Split operator method

Question

I am new to the field of computational physics and have a couple of questions regarding solving the non-linear Schrödinger equation using Operator splitting.

1) If the hamiltonian is of the form $H=\frac{\partial^{2}}{\partial x^{2}}+\gamma|\psi|^{2}$ then the standard procedure I understand is to exponentiate $-i(\gamma |\psi|^{2})\Delta t/\hbar$ and operate it on the initial value of $\psi$, then take a fourier transform to convert it to momentum space and operate it with exponential of $-ip^{2}\Delta t/\hbar$ and convert the resultant back to position space.
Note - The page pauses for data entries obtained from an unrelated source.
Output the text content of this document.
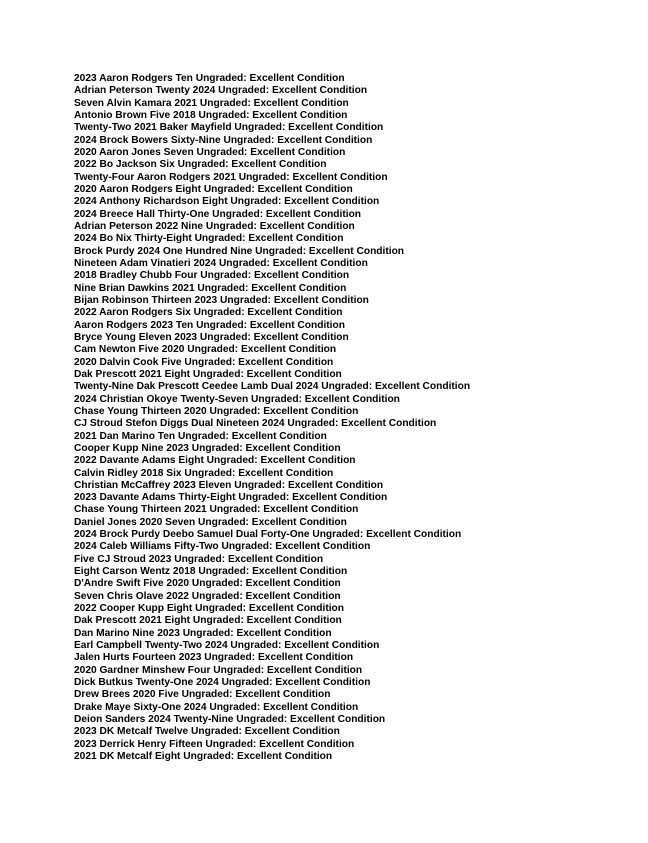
2023 Aaron Rodgers Ten Ungraded: Excellent Condition
Adrian Peterson Twenty 2024 Ungraded: Excellent Condition
Seven Alvin Kamara 2021 Ungraded: Excellent Condition
Antonio Brown Five 2018 Ungraded: Excellent Condition
Twenty-Two 2021 Baker Mayfield Ungraded: Excellent Condition
2024 Brock Bowers Sixty-Nine Ungraded: Excellent Condition
2020 Aaron Jones Seven Ungraded: Excellent Condition
2022 Bo Jackson Six Ungraded: Excellent Condition
Twenty-Four Aaron Rodgers 2021 Ungraded: Excellent Condition
2020 Aaron Rodgers Eight Ungraded: Excellent Condition
2024 Anthony Richardson Eight Ungraded: Excellent Condition
2024 Breece Hall Thirty-One Ungraded: Excellent Condition
Adrian Peterson 2022 Nine Ungraded: Excellent Condition
2024 Bo Nix Thirty-Eight Ungraded: Excellent Condition
Brock Purdy 2024 One Hundred Nine Ungraded: Excellent Condition
Nineteen Adam Vinatieri 2024 Ungraded: Excellent Condition
2018 Bradley Chubb Four Ungraded: Excellent Condition
Nine Brian Dawkins 2021 Ungraded: Excellent Condition
Bijan Robinson Thirteen 2023 Ungraded: Excellent Condition
2022 Aaron Rodgers Six Ungraded: Excellent Condition
Aaron Rodgers 2023 Ten Ungraded: Excellent Condition
Bryce Young Eleven 2023 Ungraded: Excellent Condition
Cam Newton Five 2020 Ungraded: Excellent Condition
2020 Dalvin Cook Five Ungraded: Excellent Condition
Dak Prescott 2021 Eight Ungraded: Excellent Condition
Twenty-Nine Dak Prescott Ceedee Lamb Dual 2024 Ungraded: Excellent Condition
2024 Christian Okoye Twenty-Seven Ungraded: Excellent Condition
Chase Young Thirteen 2020 Ungraded: Excellent Condition
CJ Stroud Stefon Diggs Dual Nineteen 2024 Ungraded: Excellent Condition
2021 Dan Marino Ten Ungraded: Excellent Condition
Cooper Kupp Nine 2023 Ungraded: Excellent Condition
2022 Davante Adams Eight Ungraded: Excellent Condition
Calvin Ridley 2018 Six Ungraded: Excellent Condition
Christian McCaffrey 2023 Eleven Ungraded: Excellent Condition
2023 Davante Adams Thirty-Eight Ungraded: Excellent Condition
Chase Young Thirteen 2021 Ungraded: Excellent Condition
Daniel Jones 2020 Seven Ungraded: Excellent Condition
2024 Brock Purdy Deebo Samuel Dual Forty-One Ungraded: Excellent Condition
2024 Caleb Williams Fifty-Two Ungraded: Excellent Condition
Five CJ Stroud 2023 Ungraded: Excellent Condition
Eight Carson Wentz 2018 Ungraded: Excellent Condition
D'Andre Swift Five 2020 Ungraded: Excellent Condition
Seven Chris Olave 2022 Ungraded: Excellent Condition
2022 Cooper Kupp Eight Ungraded: Excellent Condition
Dak Prescott 2021 Eight Ungraded: Excellent Condition
Dan Marino Nine 2023 Ungraded: Excellent Condition
Earl Campbell Twenty-Two 2024 Ungraded: Excellent Condition
Jalen Hurts Fourteen 2023 Ungraded: Excellent Condition
2020 Gardner Minshew Four Ungraded: Excellent Condition
Dick Butkus Twenty-One 2024 Ungraded: Excellent Condition
Drew Brees 2020 Five Ungraded: Excellent Condition
Drake Maye Sixty-One 2024 Ungraded: Excellent Condition
Deion Sanders 2024 Twenty-Nine Ungraded: Excellent Condition
2023 DK Metcalf Twelve Ungraded: Excellent Condition
2023 Derrick Henry Fifteen Ungraded: Excellent Condition
2021 DK Metcalf Eight Ungraded: Excellent Condition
We repeat this for each time interval $\Delta t$. Instead, why can't we do everything in the momentum space to begin with? Why this back and forth shifting from position to momentum space?

2) Suppose now I have an additional term of $\frac{\partial^{2}}{\partial x^{2}}|\psi|^{2}$ in the Hamiltonian, then how do I accomodate this term in the scheme of split operator method?

Answer 1

The Strang splitting method goes like this. You start with the PDE $$ u_t = (L+B)u, \qquad L = \partial_x^2, $$ and you notice that when $L$ and $B$ are independent of $x$, the exact solution after time $\delta t$ to this is $$ u = e^{(L+B)\delta t}u_0 \approx e^{\frac12 L\delta t}e^{B\delta t}e^{\frac12 L\delta t}u_0. $$ Because $B$ is just a function of $x$, the operator $e^{B\delta t}$ just multiplies by $e^{B(x)\delta t}$. Because $L = F \hat L F^{-1}$ is diagonalizable by the Fourier transform (assuming the right boundary conditions), $$ e^{L\delta t} = F e^{\hat L \delta t} F^{-1},$$ where $e^{\hat L\delta t}$ is the operator that multiplies each Fourier mode by $e^{-k^2\delta t}$ (this depends on choice of normalization).

This is why Fourier transforms are done at each step: in the Fourier basis, and only in that basis, is $L$ diagonal, which makes it trivial to compute its exponential.

For your equation, to get what $e^{B\delta t}$ would look like, you write out the relevant portion of the equation, with only $B$ present: $$ i\hbar u_t = (\gamma |u|^2 + \alpha (|u|^2)_{xx})u. $$ One thing you could do is to approximate $g(x) \approx (|u_0|^2)_{xx}$, so that $$ u(t,x) \approx u(0,x)\exp\left(\frac{\gamma|u(0,x)|^2 + \alpha g(x)}{i\hbar}\,\delta t\right). $$ Because of the nonlinearity, it might work, but I think there isn't a guarantee that it will—I haven't tried it. But the idea is still the same: split the r.h.s. into two operators, and for each operator solve the corresponding PDE, choosing the operators in a way that makes this step easy.